The standardized residuals range from about –3 to +3. The points follow the line in the middle but deviate at the upper tail (above about 2), suggesting some difference from normality, especially in the extreme values.

  1. Scale-Location:

The values of √|standardized residuals| are roughly between 0 and 1.5. Since the red line is comparatively flat, homoscedasticity is largely satisfied and the residual variance is fairly stable across fitted values.

  1. Residuals vs Leverage:

Leverage values are very small, ranging roughly from 0.0000 to 0.0012. No points exceed the Cook’s distance reference lines, indicating there are no highly influential observations affecting the model.

# YOUR TURN: Conduct Levene's test
# Levene's test for homogeneity of variance
levene_test <- leveneTest(DaysMentHlthBad ~ activity_level, data = mental_health_data)
print(levene_test)
## Levene's Test for Homogeneity of Variance (center = median)
##         Df F value    Pr(>F)    
## group    2  23.168 9.517e-11 ***
##       5754                      
## ---
## Signif. codes:  0 '***' 0.001 '**' 0.01 '*' 0.05 '.' 0.1 ' ' 1

YOUR TURN - Overall assessment:

  • Are assumptions reasonably met?

Levene’s test is statistically significant F(2, 5754) = 23.17, p = 9.52e-11, which means the assumption of homogeneity of variance is violated. The variances across the three groups are not equal.

  • Do any violations threaten your conclusions?
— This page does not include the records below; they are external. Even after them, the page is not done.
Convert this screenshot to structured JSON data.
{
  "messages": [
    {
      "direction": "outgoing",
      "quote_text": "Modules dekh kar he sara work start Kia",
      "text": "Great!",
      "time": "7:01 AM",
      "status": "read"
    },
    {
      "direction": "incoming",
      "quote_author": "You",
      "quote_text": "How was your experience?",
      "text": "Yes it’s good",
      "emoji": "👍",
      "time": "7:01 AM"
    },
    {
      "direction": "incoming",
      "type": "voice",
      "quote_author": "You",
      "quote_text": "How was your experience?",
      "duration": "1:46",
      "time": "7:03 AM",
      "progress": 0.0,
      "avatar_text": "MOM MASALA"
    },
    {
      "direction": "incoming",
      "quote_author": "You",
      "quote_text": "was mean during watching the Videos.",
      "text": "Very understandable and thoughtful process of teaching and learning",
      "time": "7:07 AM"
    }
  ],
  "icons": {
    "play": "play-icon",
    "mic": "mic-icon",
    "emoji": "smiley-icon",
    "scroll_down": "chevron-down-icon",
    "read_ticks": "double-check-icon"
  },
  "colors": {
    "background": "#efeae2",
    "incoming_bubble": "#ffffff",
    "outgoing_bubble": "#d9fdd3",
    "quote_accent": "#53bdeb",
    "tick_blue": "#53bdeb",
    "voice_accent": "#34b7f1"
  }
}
No, because the sample size is very large (5757 people). When the sample size is large, ANOVA is usually still reliable even if variances are not equal.

Step 9: Write Up Results

YOUR TURN - Write a complete 2-3 paragraph results section:

Include: 1. Sample description and descriptive statistics 2. F-test results 3. Post-hoc comparisons (if applicable) 4. Effect size interpretation 5. Public health significance

Your Results Section:

According to their self-reported levels of physical activity, 5,757 adults between the ages of 18 and 65 from NHANES data were included in the analysis: none (n = 3,139), moderate (n = 768), and vigorous (n = 1,850). Those who reported no physical activity had the highest mean number of days with poor mental health in the previous 30 days (Mean = 5.08, SD = 9.01), followed by those who reported moderate exercise (Mean = 3.81, SD = 6.87), and those who reported vigorous activity (Mean = 3.54, SD = 7.17). All groups’ medians were zero, indicating a distribution that was significantly variable and skewed to the right.
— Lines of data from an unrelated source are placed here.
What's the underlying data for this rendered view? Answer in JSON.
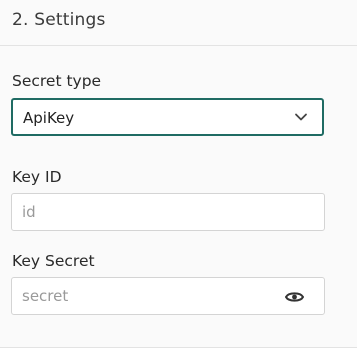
{
  "section": {
    "title": "2. Settings"
  },
  "fields": {
    "secret_type": {
      "label": "Secret type",
      "value": "ApiKey",
      "icon": "chevron-down-icon"
    },
    "key_id": {
      "label": "Key ID",
      "placeholder": "id"
    },
    "key_secret": {
      "label": "Key Secret",
      "placeholder": "secret",
      "icon": "eye-icon"
    }
  },
  "colors": {
    "focus_border": "#1f6b63",
    "input_border": "#d4d4d4",
    "placeholder": "#9a9a9a",
    "background": "#fafafa"
  }
}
To compare mean days of poor mental health across levels of physical exercise, a one-way ANOVA was performed. The null hypothesis of equal averages across activity levels was rejected since the results showed a statistically significant difference between the groups. These results indicate that both moderate and vigorous physical activity are associated with significantly fewer bad mental health days compared to no activity, but vigorous activity does not confer a statistically significant additional benefit over moderate activity.
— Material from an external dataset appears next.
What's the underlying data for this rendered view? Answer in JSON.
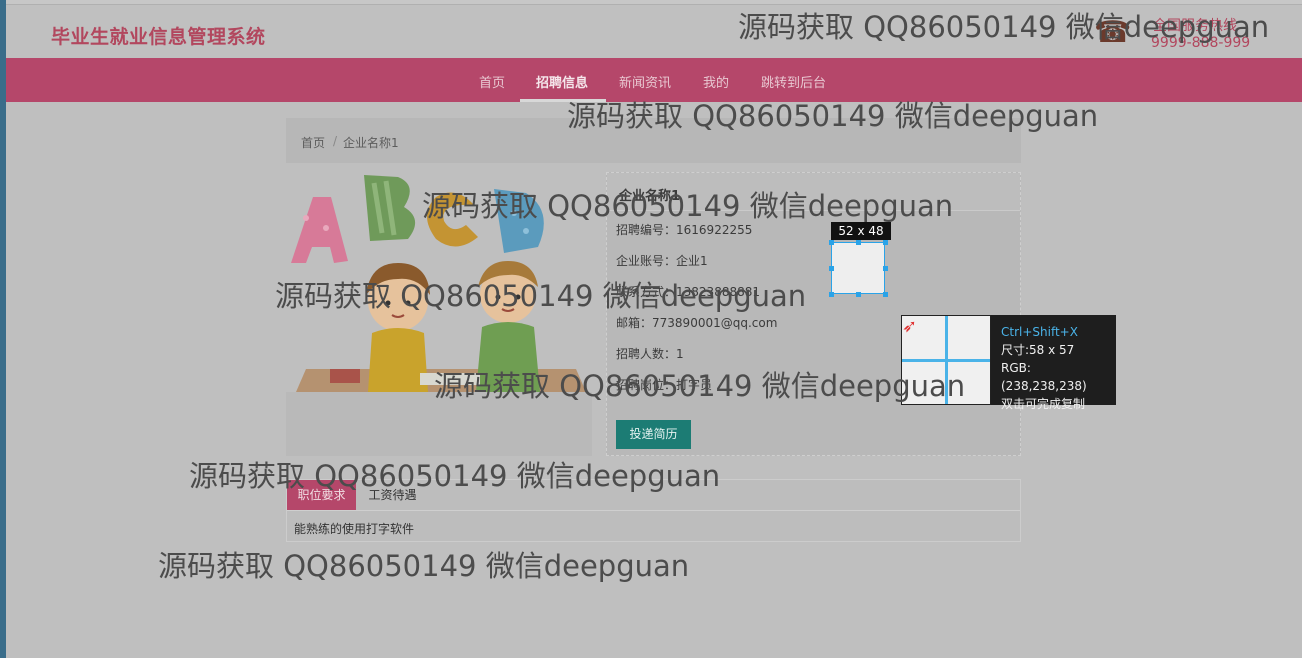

According to standard standards, the effect size, which is computed as η² = 0.02, suggests a small effect. Although physical activity level accounts for a small percentage of the overall variance in days with poor mental health, this is to be expected in large population-based studies where a variety of biological, social, and environmental factors influence mental health outcomes. Additionally, minor population-level changes may still have a significant impact on public health.

Despite the small effect size, these findings are significant from the standpoint of public health. Any amount of physical activity, even moderate activity, is linked to a monthly decrease of roughly 1–1.5 less days of poor mental health as compared to no activity. This decrease indicates a significant improvement in general mental health when extrapolated to the population level. An important equity issue is highlighted by the lack of a substantial difference between moderate and intense activity: mental health benefits can be attained without high-intensity exercise, supporting suggestions for inclusive and accessible physical activity in public health programs.

Reflection Questions

1. How does the effect size help you understand the practical vs. statistical significance?

##For me the most challenging part was interpreting the values I got from the anova and tukey models.